Los pisos brillan con la oscuridad permitida, la luz deja rastros vagos como filos blancos muy delgados que se pierden con el tosco decorado de estas baldosas pérdidas en la inmundicia del fastidio.

Los transeúntes acoplan de a uno sus pasos,  el control del hastío empezó a tomar lista poco a poco a  los asistentes del funeral del libre albedrío que dicen ¡presente!
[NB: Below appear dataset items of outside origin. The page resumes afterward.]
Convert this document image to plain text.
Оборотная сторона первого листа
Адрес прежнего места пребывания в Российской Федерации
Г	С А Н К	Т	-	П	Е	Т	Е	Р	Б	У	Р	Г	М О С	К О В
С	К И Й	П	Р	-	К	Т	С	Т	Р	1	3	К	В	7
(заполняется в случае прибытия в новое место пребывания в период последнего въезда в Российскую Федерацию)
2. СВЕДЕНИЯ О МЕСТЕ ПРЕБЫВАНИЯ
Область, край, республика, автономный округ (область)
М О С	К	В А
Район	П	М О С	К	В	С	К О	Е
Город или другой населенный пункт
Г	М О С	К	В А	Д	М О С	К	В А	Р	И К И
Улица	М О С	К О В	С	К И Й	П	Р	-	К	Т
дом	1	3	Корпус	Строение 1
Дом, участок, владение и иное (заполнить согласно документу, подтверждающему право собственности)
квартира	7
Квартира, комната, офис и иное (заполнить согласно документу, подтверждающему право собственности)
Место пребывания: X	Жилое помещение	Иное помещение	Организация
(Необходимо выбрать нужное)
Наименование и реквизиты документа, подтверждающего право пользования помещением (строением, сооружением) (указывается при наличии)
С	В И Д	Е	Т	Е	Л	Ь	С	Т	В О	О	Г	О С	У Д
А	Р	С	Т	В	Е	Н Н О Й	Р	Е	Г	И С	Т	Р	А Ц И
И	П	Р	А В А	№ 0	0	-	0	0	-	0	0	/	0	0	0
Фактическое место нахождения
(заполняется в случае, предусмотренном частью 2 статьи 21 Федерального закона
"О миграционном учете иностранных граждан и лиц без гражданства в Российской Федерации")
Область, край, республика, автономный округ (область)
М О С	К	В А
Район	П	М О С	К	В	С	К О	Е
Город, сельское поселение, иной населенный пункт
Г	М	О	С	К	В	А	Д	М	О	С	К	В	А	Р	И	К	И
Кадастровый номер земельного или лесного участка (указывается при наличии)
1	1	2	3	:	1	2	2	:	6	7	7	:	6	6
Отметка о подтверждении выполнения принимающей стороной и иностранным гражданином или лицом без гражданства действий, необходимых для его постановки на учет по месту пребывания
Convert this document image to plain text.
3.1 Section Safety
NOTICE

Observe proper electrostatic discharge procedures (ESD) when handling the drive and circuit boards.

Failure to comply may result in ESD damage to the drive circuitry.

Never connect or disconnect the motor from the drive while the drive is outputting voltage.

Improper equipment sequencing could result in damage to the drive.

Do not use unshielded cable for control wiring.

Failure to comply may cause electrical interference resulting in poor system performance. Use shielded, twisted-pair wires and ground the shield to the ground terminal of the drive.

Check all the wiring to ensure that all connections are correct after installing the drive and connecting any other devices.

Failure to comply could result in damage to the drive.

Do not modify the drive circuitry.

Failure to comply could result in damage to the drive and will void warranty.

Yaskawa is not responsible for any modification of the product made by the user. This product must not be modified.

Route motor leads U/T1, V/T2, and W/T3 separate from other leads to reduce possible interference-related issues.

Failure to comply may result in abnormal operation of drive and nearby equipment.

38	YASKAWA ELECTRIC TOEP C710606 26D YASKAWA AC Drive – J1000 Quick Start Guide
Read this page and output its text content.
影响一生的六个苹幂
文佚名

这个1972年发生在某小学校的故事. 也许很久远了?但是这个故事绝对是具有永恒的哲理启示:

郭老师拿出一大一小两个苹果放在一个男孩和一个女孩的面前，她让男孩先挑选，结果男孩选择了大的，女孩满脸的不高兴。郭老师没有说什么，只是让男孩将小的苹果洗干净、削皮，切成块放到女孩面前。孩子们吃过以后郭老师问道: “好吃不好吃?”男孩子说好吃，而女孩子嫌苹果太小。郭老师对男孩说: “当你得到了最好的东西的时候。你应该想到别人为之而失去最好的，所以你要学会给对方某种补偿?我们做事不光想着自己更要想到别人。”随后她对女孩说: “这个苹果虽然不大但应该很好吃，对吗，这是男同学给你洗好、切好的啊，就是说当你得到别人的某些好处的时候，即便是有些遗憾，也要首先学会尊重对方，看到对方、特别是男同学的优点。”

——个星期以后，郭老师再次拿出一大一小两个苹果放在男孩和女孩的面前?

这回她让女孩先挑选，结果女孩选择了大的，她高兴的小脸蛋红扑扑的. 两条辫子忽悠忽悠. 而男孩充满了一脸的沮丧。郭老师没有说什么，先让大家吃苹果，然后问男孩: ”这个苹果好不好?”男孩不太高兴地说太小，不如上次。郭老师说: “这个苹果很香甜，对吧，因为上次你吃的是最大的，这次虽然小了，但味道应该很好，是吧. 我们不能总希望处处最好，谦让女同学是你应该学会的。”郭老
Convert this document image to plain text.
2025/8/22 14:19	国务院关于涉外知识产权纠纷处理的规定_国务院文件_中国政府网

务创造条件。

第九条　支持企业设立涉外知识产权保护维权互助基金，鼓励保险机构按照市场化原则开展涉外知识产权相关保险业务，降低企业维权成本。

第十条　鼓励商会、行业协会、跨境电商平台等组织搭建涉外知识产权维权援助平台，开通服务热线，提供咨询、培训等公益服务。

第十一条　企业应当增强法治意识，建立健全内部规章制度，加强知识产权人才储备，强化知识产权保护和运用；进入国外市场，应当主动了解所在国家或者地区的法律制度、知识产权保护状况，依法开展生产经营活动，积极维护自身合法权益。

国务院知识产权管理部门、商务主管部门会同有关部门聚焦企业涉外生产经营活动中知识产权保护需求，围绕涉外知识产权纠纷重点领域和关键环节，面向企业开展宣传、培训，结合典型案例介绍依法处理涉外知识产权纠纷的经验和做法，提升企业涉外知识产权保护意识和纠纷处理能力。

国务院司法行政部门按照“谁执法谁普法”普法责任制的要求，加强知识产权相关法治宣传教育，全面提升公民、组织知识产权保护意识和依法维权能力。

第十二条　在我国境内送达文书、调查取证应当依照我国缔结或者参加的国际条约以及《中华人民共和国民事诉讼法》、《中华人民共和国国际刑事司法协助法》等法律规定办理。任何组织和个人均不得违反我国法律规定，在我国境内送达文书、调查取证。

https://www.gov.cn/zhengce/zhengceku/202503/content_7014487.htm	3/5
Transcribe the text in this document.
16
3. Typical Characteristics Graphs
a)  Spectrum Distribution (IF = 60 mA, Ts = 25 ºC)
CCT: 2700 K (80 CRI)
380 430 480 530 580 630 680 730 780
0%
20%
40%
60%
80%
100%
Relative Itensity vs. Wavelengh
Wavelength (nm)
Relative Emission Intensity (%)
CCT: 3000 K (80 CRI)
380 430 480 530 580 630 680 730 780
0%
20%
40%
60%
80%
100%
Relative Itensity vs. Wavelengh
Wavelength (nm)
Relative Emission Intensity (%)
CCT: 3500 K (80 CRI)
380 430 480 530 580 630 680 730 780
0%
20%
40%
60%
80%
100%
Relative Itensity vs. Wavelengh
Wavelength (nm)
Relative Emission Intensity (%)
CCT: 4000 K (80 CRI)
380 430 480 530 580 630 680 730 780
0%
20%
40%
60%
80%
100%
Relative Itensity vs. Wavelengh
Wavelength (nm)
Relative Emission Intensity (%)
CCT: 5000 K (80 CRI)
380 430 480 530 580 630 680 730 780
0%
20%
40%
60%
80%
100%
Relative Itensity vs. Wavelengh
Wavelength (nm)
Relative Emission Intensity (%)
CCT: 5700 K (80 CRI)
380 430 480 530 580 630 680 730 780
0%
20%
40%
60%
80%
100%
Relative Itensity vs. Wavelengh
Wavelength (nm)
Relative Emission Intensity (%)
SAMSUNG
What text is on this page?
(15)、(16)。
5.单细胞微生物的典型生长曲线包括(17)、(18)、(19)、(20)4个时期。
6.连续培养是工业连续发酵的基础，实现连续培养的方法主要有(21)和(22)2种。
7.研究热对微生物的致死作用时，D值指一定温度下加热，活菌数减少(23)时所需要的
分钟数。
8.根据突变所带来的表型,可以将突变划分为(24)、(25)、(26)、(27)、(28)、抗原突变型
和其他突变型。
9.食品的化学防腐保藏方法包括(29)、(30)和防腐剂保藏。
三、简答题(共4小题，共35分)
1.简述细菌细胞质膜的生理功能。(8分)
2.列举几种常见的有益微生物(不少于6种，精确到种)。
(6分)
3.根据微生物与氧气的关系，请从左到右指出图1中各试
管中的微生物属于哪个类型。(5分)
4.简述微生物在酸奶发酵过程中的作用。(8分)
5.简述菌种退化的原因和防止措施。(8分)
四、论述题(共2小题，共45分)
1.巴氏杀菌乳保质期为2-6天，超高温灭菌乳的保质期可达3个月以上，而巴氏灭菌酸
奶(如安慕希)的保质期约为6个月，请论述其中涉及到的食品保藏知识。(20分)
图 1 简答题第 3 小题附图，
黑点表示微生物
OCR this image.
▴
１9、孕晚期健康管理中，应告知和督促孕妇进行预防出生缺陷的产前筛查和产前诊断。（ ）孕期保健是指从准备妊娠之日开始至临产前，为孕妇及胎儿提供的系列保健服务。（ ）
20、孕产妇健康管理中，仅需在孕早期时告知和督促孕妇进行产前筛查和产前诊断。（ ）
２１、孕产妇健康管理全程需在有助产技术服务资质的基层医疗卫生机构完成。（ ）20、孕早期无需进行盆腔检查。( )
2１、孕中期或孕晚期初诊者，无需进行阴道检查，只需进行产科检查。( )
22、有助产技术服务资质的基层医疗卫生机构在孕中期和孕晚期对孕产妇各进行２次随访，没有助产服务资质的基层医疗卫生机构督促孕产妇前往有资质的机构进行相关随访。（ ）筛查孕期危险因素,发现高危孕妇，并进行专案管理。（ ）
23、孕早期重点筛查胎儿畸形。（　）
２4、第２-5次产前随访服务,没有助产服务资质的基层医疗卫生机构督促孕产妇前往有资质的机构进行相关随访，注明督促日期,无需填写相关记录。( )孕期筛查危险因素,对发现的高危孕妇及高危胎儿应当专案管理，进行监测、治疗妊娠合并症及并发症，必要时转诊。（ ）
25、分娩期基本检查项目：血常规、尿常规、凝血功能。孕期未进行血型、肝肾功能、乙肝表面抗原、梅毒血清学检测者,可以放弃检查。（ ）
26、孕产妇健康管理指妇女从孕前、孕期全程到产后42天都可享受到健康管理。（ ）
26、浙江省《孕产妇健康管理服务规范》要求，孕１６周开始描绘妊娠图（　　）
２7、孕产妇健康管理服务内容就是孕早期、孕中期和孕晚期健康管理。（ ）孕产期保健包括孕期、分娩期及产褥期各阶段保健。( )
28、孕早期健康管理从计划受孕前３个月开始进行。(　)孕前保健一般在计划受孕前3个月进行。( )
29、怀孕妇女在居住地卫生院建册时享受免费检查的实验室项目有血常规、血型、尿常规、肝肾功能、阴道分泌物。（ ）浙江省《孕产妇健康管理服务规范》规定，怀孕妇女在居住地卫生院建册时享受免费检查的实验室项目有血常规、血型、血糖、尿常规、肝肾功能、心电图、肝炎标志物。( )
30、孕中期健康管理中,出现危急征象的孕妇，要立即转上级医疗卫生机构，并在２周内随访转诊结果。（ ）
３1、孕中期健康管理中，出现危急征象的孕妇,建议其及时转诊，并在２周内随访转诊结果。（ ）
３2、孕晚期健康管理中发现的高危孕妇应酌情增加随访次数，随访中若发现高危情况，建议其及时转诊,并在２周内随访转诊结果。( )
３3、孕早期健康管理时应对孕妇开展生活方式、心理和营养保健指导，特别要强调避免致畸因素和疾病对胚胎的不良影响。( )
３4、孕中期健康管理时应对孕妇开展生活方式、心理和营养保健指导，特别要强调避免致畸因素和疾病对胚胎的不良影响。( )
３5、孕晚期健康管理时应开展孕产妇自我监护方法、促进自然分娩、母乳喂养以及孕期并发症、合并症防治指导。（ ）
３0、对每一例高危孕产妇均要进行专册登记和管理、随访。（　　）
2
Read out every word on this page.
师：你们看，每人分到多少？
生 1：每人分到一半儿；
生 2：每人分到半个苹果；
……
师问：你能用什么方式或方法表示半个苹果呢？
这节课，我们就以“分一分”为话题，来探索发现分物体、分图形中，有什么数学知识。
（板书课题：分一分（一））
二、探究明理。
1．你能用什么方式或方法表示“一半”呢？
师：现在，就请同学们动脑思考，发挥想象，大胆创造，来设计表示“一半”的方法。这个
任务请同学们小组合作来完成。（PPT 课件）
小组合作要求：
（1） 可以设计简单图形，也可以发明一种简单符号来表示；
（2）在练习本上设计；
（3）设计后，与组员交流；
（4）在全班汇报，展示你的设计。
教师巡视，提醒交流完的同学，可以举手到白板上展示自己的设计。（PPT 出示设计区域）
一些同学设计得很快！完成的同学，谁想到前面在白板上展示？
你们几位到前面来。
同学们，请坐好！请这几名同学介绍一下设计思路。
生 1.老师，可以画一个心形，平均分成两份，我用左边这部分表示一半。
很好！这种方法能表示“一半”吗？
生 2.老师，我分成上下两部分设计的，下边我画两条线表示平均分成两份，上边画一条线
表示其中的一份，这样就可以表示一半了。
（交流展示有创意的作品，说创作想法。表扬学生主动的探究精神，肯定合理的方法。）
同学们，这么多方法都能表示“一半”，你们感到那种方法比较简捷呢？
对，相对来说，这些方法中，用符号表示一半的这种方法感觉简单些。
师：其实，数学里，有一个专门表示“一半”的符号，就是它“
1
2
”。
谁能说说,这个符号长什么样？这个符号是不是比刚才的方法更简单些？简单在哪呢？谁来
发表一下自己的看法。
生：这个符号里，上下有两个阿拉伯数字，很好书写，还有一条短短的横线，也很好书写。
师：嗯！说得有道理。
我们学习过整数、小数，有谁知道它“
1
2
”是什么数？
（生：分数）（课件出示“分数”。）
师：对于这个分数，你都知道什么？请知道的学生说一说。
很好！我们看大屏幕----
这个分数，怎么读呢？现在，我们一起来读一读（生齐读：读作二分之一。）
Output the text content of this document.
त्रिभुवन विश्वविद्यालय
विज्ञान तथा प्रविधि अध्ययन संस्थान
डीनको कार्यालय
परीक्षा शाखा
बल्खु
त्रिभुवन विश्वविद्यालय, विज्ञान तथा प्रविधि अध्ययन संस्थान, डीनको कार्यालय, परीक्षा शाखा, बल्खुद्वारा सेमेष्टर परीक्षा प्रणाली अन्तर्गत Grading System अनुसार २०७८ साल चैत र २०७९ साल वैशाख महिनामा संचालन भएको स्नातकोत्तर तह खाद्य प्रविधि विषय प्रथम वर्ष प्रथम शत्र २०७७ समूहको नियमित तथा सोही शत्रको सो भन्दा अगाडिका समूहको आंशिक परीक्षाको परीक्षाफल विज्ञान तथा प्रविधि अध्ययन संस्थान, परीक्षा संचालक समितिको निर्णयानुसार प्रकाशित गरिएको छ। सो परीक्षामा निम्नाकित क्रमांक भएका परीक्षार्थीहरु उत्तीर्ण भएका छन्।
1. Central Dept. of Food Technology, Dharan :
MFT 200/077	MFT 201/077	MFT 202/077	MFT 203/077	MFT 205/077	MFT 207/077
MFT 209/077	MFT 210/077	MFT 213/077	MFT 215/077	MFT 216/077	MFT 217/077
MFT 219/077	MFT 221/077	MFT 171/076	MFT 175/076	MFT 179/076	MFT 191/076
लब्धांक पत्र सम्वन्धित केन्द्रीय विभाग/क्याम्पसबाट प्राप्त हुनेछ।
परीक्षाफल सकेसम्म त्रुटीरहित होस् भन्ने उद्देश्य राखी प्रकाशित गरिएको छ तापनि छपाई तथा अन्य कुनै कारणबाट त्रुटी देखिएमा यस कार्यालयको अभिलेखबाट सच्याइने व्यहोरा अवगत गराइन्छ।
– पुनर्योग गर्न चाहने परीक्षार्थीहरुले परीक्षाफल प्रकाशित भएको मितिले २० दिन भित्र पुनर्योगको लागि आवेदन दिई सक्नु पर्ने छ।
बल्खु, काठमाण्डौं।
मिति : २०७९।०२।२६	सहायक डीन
Al patrón de la torpeza que con su ingenua nobleza toma el control del caos que no descansa nunca, lo dispersa a lo largo de las paredes descoloridas,  enfermas de dolores ajenos contenidos en sus fisuras,  con batientes sometidos a la mudez de puertas melancólicas de aquellos días de felicidad cuando los reflejos del sol daban color a todo, donde la esperanza sobrevivía a días de lluvias y tormentas.

Su funesto entorno de verdes anémicos, residuos de una fachada que desdibuja lo que deslumbraba a quién supo de su existencia. Y es que en pasado hablan sus cuartos a este hastío que hace de su rutina un fracaso,  no como cualquiera pues hay que celebrarle su original hostigamiento, su táctica es sutil casi,  casi invisible de tacto. Las hojas forman una rústica tonada intentando alegrar tal descontento,los despojos del otoño revuelto de primavera e invierno se forman en su suelo como una alfombra, la intención es buena,  sin embargo de poco efecto.

Hastío ha hecho suyo todo cuanto ha visto, nada es normal después de él.  Los asistentes del funeral  parten más dispersos, más confundidos y es que con hastío nunca nadie puede vivir el libre albedrío.